Nobody aspires to peak as a junior software engineer even though they mostly just do small, easily automated tasks. Is that a valid reason to completely gut a set opportunities that provide a foot in the door to something bigger?


Sure, if it's so valuable to have a training type role we'll keep it on those grounds (or find some alternative) instead of roundabout reasoning which requires us to be inefficient to hide the real reason it's valuable.

Anyone not expecting job roles, opportunities, or pathways to change in their career is going to have a very rough time, even more so than the hard time people from the last 50 years had.


> Sure, if it's so valuable to have a training type role we'll keep it on those grounds

There’s no guarantee of this happening whatsoever. We’ve already seen private companies gut internal training programs in favor of increased hiring of experienced people and this is only going to continue.

Economies have to provide work in order to facilitate consumption. If there are a handful of people making all of the money and gutting pay and job security to the core (i.e. improving efficiency), people are going to start rejecting the system wholesale and it’s not going to be pretty.

The French Revolution didn’t happen in a vacuum, once people lost all hope of having a semblance of a decent standard of living, they didn’t just let rich keep on living, did they?


I think this is a great argument on the future role and place of loosely-controlled capitalism as these kinds of advances continue to come but, at the same time, a sorely lacking argument for why we should avoid technological advances which replace existing jobs for the sake of keeping the same jobs we have now. After all, the aforementioned French Revolution happened prior to the 1st (for the French), 2nd, and 3rd industrial revolutions but you don't see the French rallying to disown all technology and go back to the jobs of the time as a way to increase their standard of living - because it wouldn't, even if everyone were 100% employed and worked twice as much in doing so.
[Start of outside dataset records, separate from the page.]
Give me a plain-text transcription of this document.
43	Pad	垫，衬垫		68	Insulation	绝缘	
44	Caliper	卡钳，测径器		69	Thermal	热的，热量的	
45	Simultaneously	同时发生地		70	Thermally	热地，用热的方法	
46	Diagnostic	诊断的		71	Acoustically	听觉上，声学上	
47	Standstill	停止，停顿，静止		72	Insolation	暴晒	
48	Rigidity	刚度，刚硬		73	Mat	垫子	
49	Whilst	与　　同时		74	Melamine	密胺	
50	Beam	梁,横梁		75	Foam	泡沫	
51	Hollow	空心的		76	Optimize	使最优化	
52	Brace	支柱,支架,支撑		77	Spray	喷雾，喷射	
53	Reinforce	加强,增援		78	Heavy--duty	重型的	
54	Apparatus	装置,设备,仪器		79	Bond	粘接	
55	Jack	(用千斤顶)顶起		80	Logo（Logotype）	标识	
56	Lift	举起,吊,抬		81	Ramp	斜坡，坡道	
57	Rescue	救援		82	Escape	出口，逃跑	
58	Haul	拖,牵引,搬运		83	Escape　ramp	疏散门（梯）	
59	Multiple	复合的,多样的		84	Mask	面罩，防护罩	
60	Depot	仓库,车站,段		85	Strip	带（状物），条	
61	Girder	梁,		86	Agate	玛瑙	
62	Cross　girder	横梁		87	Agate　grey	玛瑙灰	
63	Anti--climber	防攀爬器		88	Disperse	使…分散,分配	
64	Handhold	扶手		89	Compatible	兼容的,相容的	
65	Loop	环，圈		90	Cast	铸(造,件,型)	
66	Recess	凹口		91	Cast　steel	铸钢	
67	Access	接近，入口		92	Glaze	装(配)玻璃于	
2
As a further point, by this logic the very tasks of the Junior Developer role itself would never have been available - hell, society wouldn't even be investing in teaching everyone how to type in school because computers take jobs and people need work to do! It follows that societies are quite capable of A) finding new meaningful sources of work to be done B) having people do more than one course of work throughout their lives C) changing the ways they educate and train beyond the way they did it before D) ensuring fairer distribution of wealth by means other than artificially keeping previously useful jobs around (which is not what the e.g. French Revolution aimed to do).


This isn’t even AI. This is just low budget VFX. Something that has been done since the 90s.
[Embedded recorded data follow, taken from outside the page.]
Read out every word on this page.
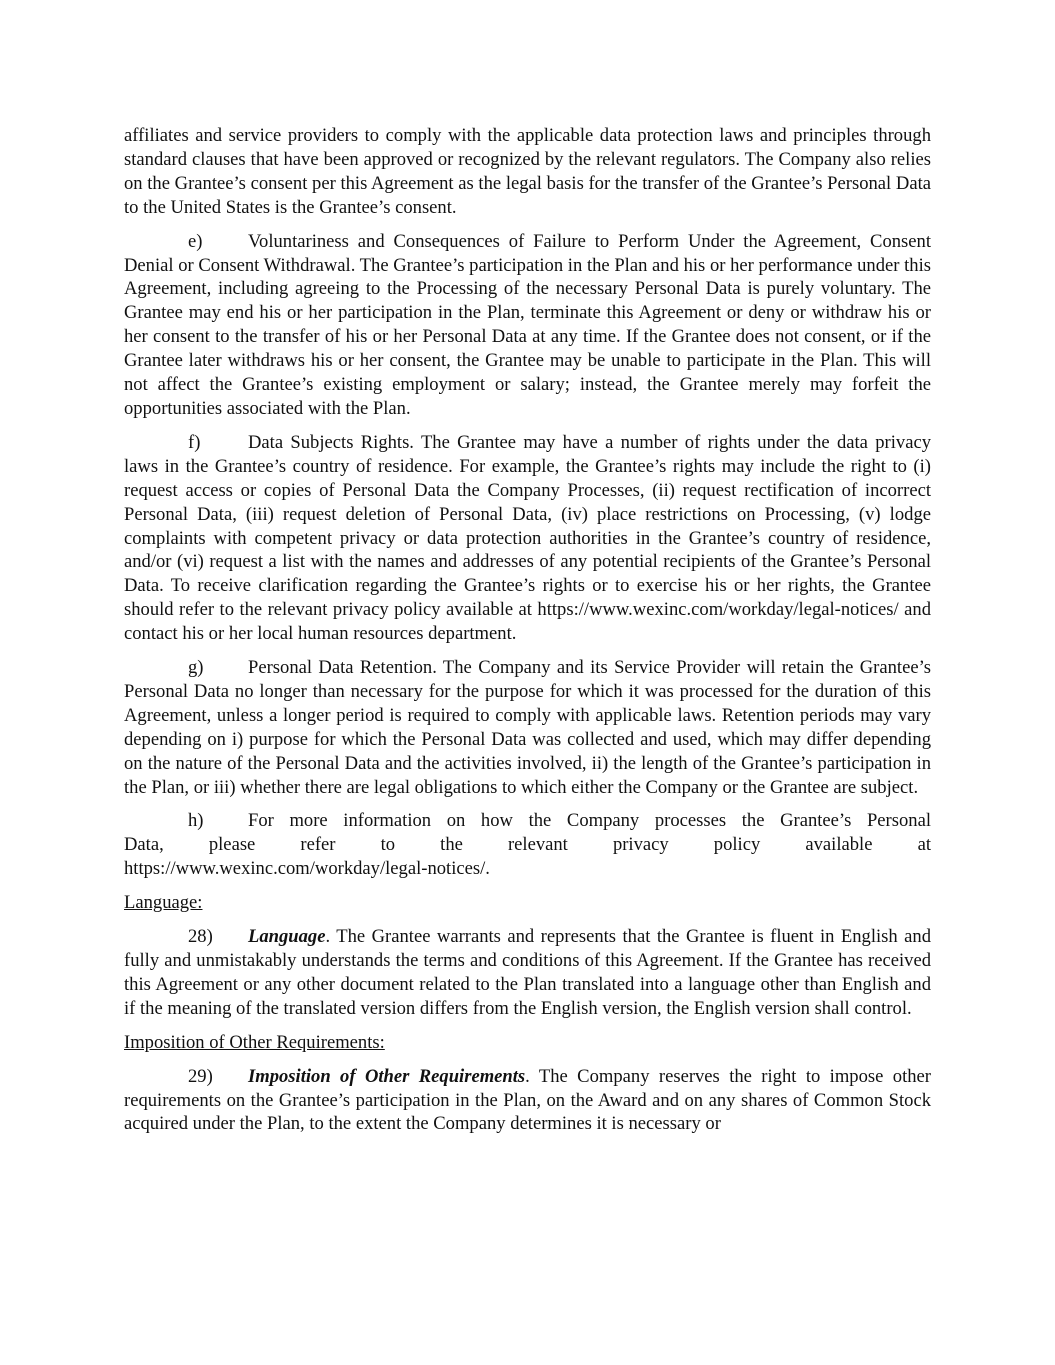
affiliates and service providers to comply with the applicable data protection laws and principles through standard clauses that have been approved or recognized by the relevant regulators. The Company also relies on the Grantee’s consent per this Agreement as the legal basis for the transfer of the Grantee’s Personal Data to the United States is the Grantee’s consent.

e) Voluntariness and Consequences of Failure to Perform Under the Agreement, Consent Denial or Consent Withdrawal. The Grantee’s participation in the Plan and his or her performance under this Agreement, including agreeing to the Processing of the necessary Personal Data is purely voluntary. The Grantee may end his or her participation in the Plan, terminate this Agreement or deny or withdraw his or her consent to the transfer of his or her Personal Data at any time. If the Grantee does not consent, or if the Grantee later withdraws his or her consent, the Grantee may be unable to participate in the Plan. This will not affect the Grantee’s existing employment or salary; instead, the Grantee merely may forfeit the opportunities associated with the Plan.

f)	Data Subjects Rights. The Grantee may have a number of rights under the data privacy laws in the Grantee’s country of residence. For example, the Grantee’s rights may include the right to (i) request access or copies of Personal Data the Company Processes, (ii) request rectification of incorrect Personal Data, (iii) request deletion of Personal Data, (iv) place restrictions on Processing, (v) lodge complaints with competent privacy or data protection authorities in the Grantee’s country of residence, and/or (vi) request a list with the names and addresses of any potential recipients of the Grantee’s Personal Data. To receive clarification regarding the Grantee’s rights or to exercise his or her rights, the Grantee should refer to the relevant privacy policy available at https://www.wexinc.com/workday/legal-notices/ and contact his or her local human resources department.

g) Personal Data Retention. The Company and its Service Provider will retain the Grantee’s Personal Data no longer than necessary for the purpose for which it was processed for the duration of this Agreement, unless a longer period is required to comply with applicable laws. Retention periods may vary depending on i) purpose for which the Personal Data was collected and used, which may differ depending on the nature of the Personal Data and the activities involved, ii) the length of the Grantee’s participation in the Plan, or iii) whether there are legal obligations to which either the Company or the Grantee are subject.

h) For more information on how the Company processes the Grantee’s Personal

Data, please refer to the relevant privacy policy available at

https://www.wexinc.com/workday/legal-notices/.

Language:

28) Language. The Grantee warrants and represents that the Grantee is fluent in English and fully and unmistakably understands the terms and conditions of this Agreement. If the Grantee has received this Agreement or any other document related to the Plan translated into a language other than English and if the meaning of the translated version differs from the English version, the English version shall control.

Imposition of Other Requirements:

29) Imposition of Other Requirements. The Company reserves the right to impose other requirements on the Grantee’s participation in the Plan, on the Award and on any shares of Common Stock acquired under the Plan, to the extent the Company determines it is necessary or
But you know that the bleacher actor #847 of today is the single line actor of tomorrow and potentially one day a leading role.

How do you expect actors to get a start if there's no where to start?


Does "bleacher actor 847" actually lend credible experience to getting bigger roles? If I'm putting someone in front of a scene, I don't really think I'm going to care that they've had more or less experience in the background amongst a sea of a thousand other people.


> I don't really think I'm going to care that they've had more or less experience in the background amongst a sea of a thousand other people.

You might! Having extra credits at least indicates familiarity with the film environment. It suggests you can:

1) Arrive punctually.

2) Handle extensive downtime.

3) Repeatedly execute identical actions for many takes.

4) Take basic film direction instructions

and so on.

For smaller speaking roles (which are generally a prerequisite for larger speaking roles), where consistent delivery on strenuous and fast-paced sets might be far more crucial than pure acting talent, this background can be a beneficial indicator.


So union protectionism. What next, "Studios forbidden from using CGI extras if a SAG member is available and willing"?


They will start where the next starting line is


The next starting line has significantly fewer spaces available.


Yes. That’s what’s being criticized!


Perhaps they embedded a deep commentary into the piece on how the crowd members operate on a level of simple automatons.

The meta-commentary is they consider the movie audience as part of the crowd.